At the moment, I plan to use a 12V battery that can deliver up to 134A continuously. That would give me something like 1,600W, but would require some beefy cables to carry the current. I wonder if I could use 24V and cut the current in half? Still leaves me with the same Watts. But do motors work like that?
Also, I know that starter motors are meant for high Amps but breef usage. I'll be using it for (relatively) low Amps but longer usage. Several minutes at a time; enough to get me up the hill. I wonder if I'm going to have heat issues? Would higher Voltage and lower Amps generate the same heat?
Benta:
A starter motor is a bad choice for this application.

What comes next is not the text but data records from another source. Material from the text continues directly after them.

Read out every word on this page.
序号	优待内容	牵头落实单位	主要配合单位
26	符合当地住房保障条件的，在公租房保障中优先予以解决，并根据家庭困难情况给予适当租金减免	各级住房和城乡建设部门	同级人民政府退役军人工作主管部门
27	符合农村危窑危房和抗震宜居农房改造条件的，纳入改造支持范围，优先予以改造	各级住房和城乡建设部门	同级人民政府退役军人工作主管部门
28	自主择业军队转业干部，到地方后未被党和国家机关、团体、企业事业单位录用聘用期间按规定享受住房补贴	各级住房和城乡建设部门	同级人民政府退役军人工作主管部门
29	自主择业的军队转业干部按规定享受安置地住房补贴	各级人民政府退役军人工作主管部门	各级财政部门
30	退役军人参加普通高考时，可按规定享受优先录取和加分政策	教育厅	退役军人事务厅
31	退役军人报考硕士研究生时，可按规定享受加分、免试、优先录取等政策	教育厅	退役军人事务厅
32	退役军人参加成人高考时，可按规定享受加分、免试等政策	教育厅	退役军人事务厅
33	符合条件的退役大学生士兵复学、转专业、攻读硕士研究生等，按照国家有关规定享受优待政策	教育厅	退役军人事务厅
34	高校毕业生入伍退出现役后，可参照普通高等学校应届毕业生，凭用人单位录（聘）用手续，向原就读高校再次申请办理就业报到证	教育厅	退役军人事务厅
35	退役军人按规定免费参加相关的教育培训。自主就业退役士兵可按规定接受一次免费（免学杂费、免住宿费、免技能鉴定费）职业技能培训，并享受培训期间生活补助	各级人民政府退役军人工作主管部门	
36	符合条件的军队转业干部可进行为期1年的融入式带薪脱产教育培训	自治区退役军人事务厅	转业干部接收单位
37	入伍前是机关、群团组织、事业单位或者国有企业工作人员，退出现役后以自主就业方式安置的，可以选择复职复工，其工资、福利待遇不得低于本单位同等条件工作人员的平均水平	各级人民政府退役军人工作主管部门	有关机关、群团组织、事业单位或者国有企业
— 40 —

As you mentioned yourself, it is not designed for continuous duty, even at low currents. At least the brushes or bearings will wear out quickly.
But there are other issues:
regulating a starter motor is a nightmare, it's simply not designed for it. At the very least, you need tacho feedback to control it.
Also, it is designed to give a short, very high torque burst, and will probably kick you off the bike.
MarkR42:
Don't ebikes mostly use brushless multi-phase (3 phase? more?) motors? I think they are lighter and more controllable but require a more complicated controller.
Car starter motors are presumably brushed DC motors which are intended for short duty cycles. Unless modern cars use these multi-phase things too for their starters, as hybrids, plug-in hybrids etc do.
jolshefsky:
If the batteries and starter are what you have on hand, it can work. That was the old (e.g. pre-1990s) way to make a quick-and-dirty electric bike with readily available parts. Smaller than monstrous cables will work but they will act as resistors. This can be a good thing (peak current limiting) and a bad thing (the wires-as-resistors will heat up, and if they're too small, can melt or burn insulation.)
If you're buying new parts, do yourself a favor and get a brushless motor and a controller for it instead. I find the cheaper controllers are pretty "how ya' doin'" (in the parlance of our times) but ones that are made well are substantially more expensive—definitely a case of "you get what you pay for." Designing your mounts with the ability to replace the controller, battery, or motor with better options in the future is the way to go.
eKretz:
I've seen projects where guys used modified alternators to make electric bikes and gokarts. Seemed to work pretty well.